MiseryParade
Active Member
- Joined
- Nov 29, 2011
- Messages
- 155
- Gender
- Female
- HSC
- 2013
"use the vector representation of z1 and z2 on an argand diagram to show that if |z1| = |z2|, then (z1+z2)/(z1-z2) is imaginary."
I have no idea. :/ This is what I tried to do: arg(z1+z2)/arg(z1-z2) = arg (2*z2). I drew the diagram so that z1 and z2 were reflections of each other centred around the imaginary axis, with equal arguments of 45, so that when arg (2*z2), it'd be arg(90), which is on the imaginary axis...
Could someone point me in the right direction? I don't know how to approach questions like these, and there aren't any available answers since it was a "show" question.

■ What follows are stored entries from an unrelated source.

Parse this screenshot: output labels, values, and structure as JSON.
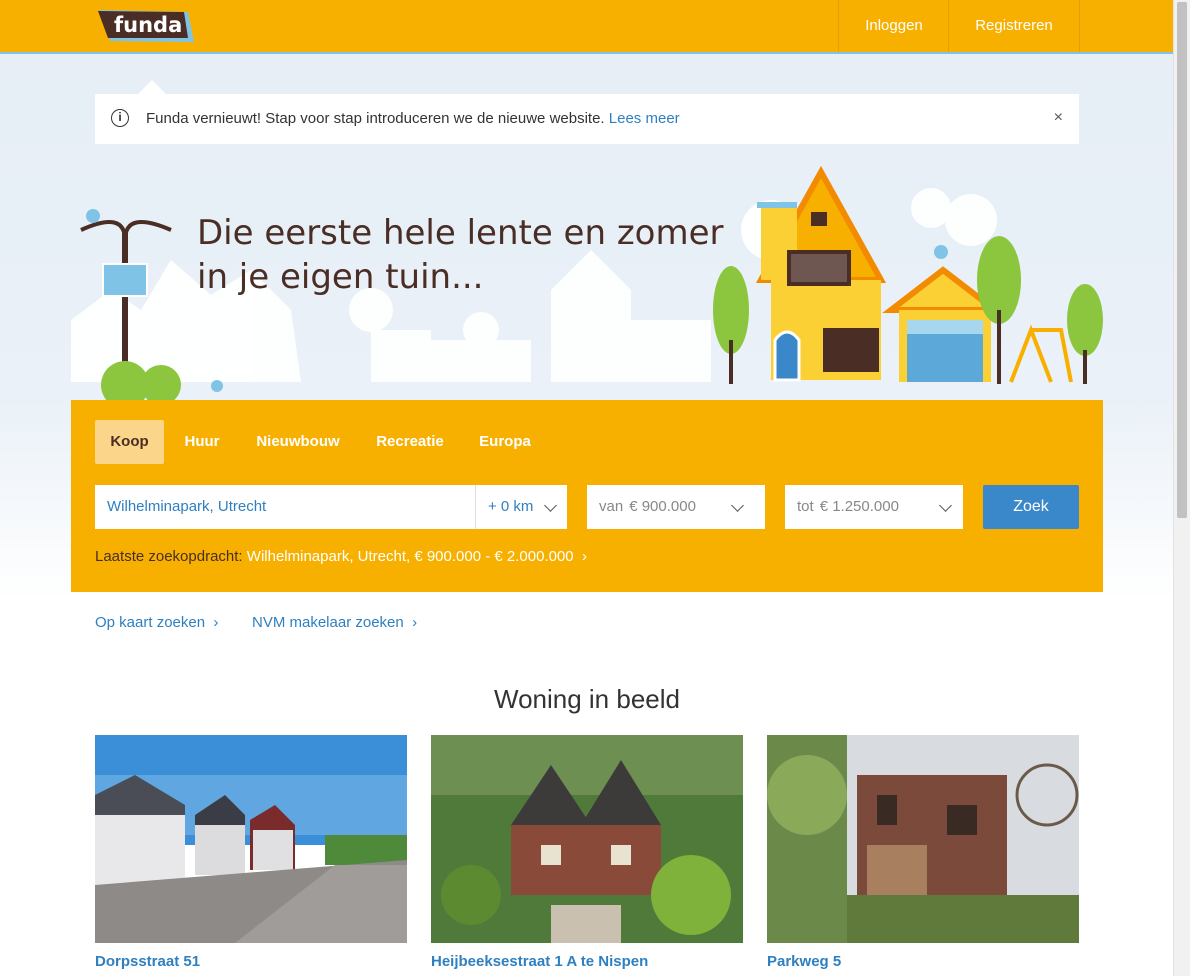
{
  "brand": {
    "logo_text": "funda",
    "color": "#f7b000",
    "link_color": "#2f80c0"
  },
  "header": {
    "login": "Inloggen",
    "register": "Registreren"
  },
  "notice": {
    "text": "Funda vernieuwt! Stap voor stap introduceren we de nieuwe website.",
    "link": "Lees meer",
    "close": "×",
    "info_icon": "i"
  },
  "hero": {
    "title_line1": "Die eerste hele lente en zomer",
    "title_line2": "in je eigen tuin..."
  },
  "search": {
    "tabs": [
      "Koop",
      "Huur",
      "Nieuwbouw",
      "Recreatie",
      "Europa"
    ],
    "active_tab": "Koop",
    "location_value": "Wilhelminapark, Utrecht",
    "radius": "+ 0 km",
    "min_price_prefix": "van",
    "min_price": "€ 900.000",
    "max_price_prefix": "tot",
    "max_price": "€ 1.250.000",
    "submit": "Zoek",
    "last_search_label": "Laatste zoekopdracht:",
    "last_search_value": "Wilhelminapark, Utrecht, € 900.000 - € 2.000.000"
  },
  "quick_links": [
    "Op kaart zoeken",
    "NVM makelaar zoeken"
  ],
  "featured": {
    "title": "Woning in beeld",
    "items": [
      {
        "caption": "Dorpsstraat 51"
      },
      {
        "caption": "Heijbeeksestraat 1 A te Nispen"
      },
      {
        "caption": "Parkweg 5"
      }
    ]
  }
}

Are there any 4U textbooks that have worked solutions to all questions, including proofing?
I have no idea. :/ This is what I tried to do: arg(z1+z2)/arg(z1-z2) = arg (2*z2). I drew the diagram so that z1 and z2 were reflections of each other centred around the imaginary axis, with equal arguments of 45, so that when arg (2*z2), it'd be arg(90), which is on the imaginary axis...
Could someone point me in the right direction? I don't know how to approach questions like these, and there aren't any available answers since it was a "show" question.
Are there any 4U textbooks that have worked solutions to all questions, including proofing?